可阿娘雷打不动地就是几棍子。
阿娘日日哭,日日咳,竟然咳出了血,而听见大夫说话的颜希月二话不说就割了自己的手腕为药引。
可是,那不过就是颜章仄和颜恪故意这么说的,谁知颜希月真信了,还愚蠢地割了自己的手腕,不过他们俩可是没有半分心疼,只觉得痛快无比。
颜希月紧紧攥着手指,一片冰凉,身影在金光下一寸寸地被撕裂。
她还没来得及起身,就又被颜章仄狠狠踹了小腹。
她眼眸通红,哭着问她的大哥:“大哥、二哥,我到底做错了什么,我也是你们的妹妹呀。”
颜章仄狠狠摁着她的小腹,双目赤红,恨不得活剥了她。
“你给我闭嘴,你不是我们的妹妹,我们的妹妹就只有珠珠一人,永永远远、生生世世。”
“而你不过就是个跪舔匈牙人的下等人,何德何能能唤我们。”
“阿爹阿娘亦然,我们都宁愿你当初是真的死在了匈牙。”
“为何你还要活着,活着出现在我们的眼前。”
“来人,给我用冰水将她狠狠地泼醒。

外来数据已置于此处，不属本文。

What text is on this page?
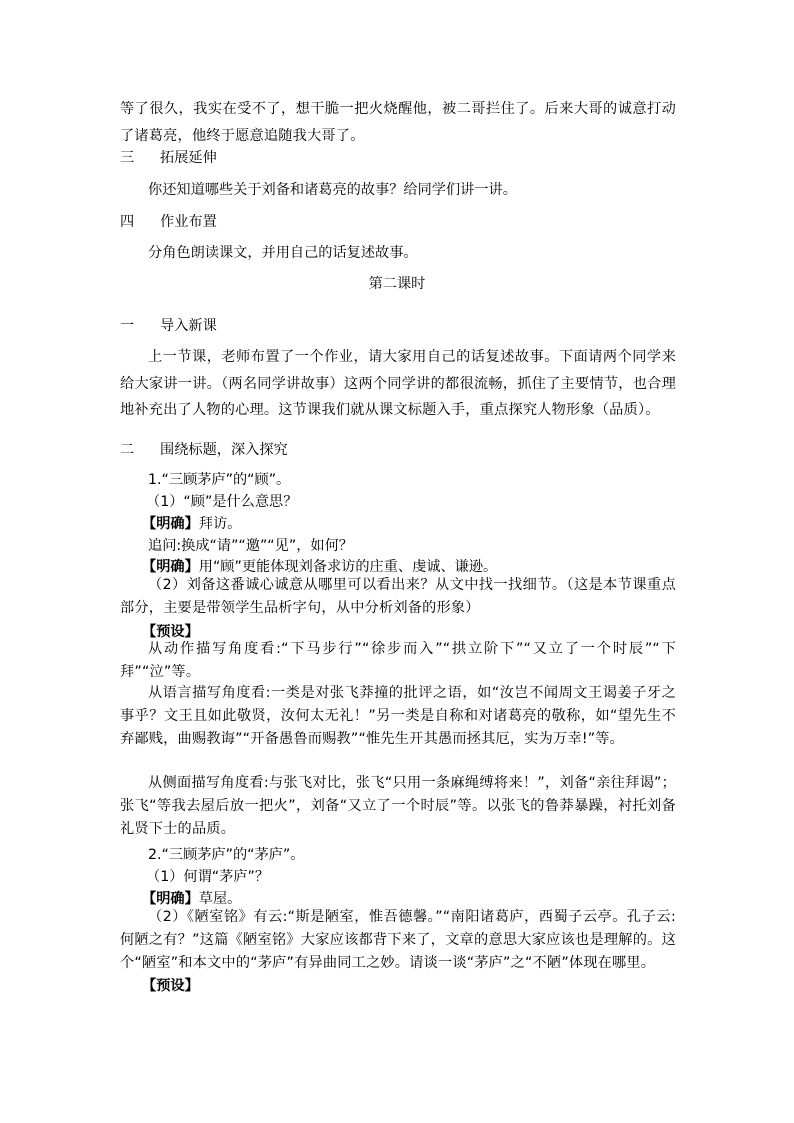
等了很久，我实在受不了，想干脆一把火烧醒他，被二哥拦住了。后来大哥的诚意打动了诸葛亮，他终于愿意追随我大哥了。

三 拓展延伸

你还知道哪些关于刘备和诸葛亮的故事？给同学们讲一讲。

四 作业布置

分角色朗读课文，并用自己的话复述故事。

第二课时

一 导入新课

上一节课，老师布置了一个作业，请大家用自己的话复述故事。下面请两个同学来给大家讲一讲。（两名同学讲故事）这两个同学讲的都很流畅，抓住了主要情节，也合理地补充出了人物的心理。这节课我们就从课文标题入手，重点探究人物形象（品质）。

二 围绕标题，深入探究

1.“三顾茅庐”的“顾”。

（1）“顾”是什么意思？

【明确】拜访。

追问:换成“请”“邀”“见”，如何？

【明确】用“顾”更能体现刘备求访的庄重、虔诚、谦逊。

（2）刘备这番诚心诚意从哪里可以看出来？从文中找一找细节。（这是本节课重点部分，主要是带领学生品析字句，从中分析刘备的形象）

【预设】

从动作描写角度看:“下马步行”“徐步而入”“拱立阶下”“又立了一个时辰”“下拜”“泣”等。

从语言描写角度看:一类是对张飞莽撞的批评之语，如“汝岂不闻周文王谒姜子牙之事乎？文王且如此敬贤，汝何太无礼！”另一类是自称和对诸葛亮的敬称，如“望先生不弃鄙贱，曲赐教诲”“开备愚鲁而赐教”“惟先生开其愚而拯其厄，实为万幸!”等。

从侧面描写角度看:与张飞对比，张飞“只用一条麻绳缚将来！”，刘备“亲往拜谒”；张飞“等我去屋后放一把火”，刘备“又立了一个时辰”等。以张飞的鲁莽暴躁，衬托刘备礼贤下士的品质。

2.“三顾茅庐”的“茅庐”。

（1）何谓“茅庐”？

【明确】草屋。

（2）《陋室铭》有云:“斯是陋室，惟吾德馨。”“南阳诸葛庐，西蜀子云亭。孔子云:何陋之有？”这篇《陋室铭》大家应该都背下来了，文章的意思大家应该也是理解的。这个“陋室”和本文中的“茅庐”有异曲同工之妙。请谈一谈“茅庐”之“不陋”体现在哪里。

【预设】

”
颜希月,本就还未愈合的伤口,被冰水这么一泼,疼得她都蜷缩成了一团,但下手的人还在继续。
之后她又被丢回了柴房,连续几天高烧,还以为能得到医治,但尚书府的二公子江行慎就登门了。
他本是颜希月青梅竹马的未婚夫,但后来却移情别恋,喜欢上了颜珠珠,并对颜珠珠情根深种。
然而颜希月被找了回来,而他与她的婚事也被下了圣旨,而他心爱的女人受不了自杀了。
江行慎可谓是恨极极了她,高高在上救了她,却又把她送到了青楼。
“珠珠死了,你就这么容易地就死了,你做梦,我都会向你一一讨回来的。”
要不是那日有贵人出现,江行慎的狠毒就得逞了。
……
当真是满纸荒唐言……她这一生就是个笑话。
生是给匈牙当牛做马,给颜珠珠赎罪。
倘若她真的死了,颜家可会施舍给她一个眼神?
而她又有什么错呢,仅仅是因为一份可望而不可即的贪恋。
对于颜珠珠的死,她也怀着愧疚而尽可能地去弥补,但她的尊严就该被无情踩在脚底吗?
明明是他们将她弄丢的呀。
雪渐停,而她的身躯早已冰凉。
她飘出的魂魄来到了欢声笑语的前院。
一个娇俏的女子被颜夫人怜爱地摸着头。
“阿娘、阿爹,大哥、二哥,要不是行慎及时救了我,我就真的死了,但我害怕你们会因为这闹剧而离开我,就狠心离开了颜府,但我听说你们……叫我怎么忍心呢……”
“都怪我,阿姐呢,我想跟她解释解释。”
什么?颜珠珠竟然还活蹦乱跳的。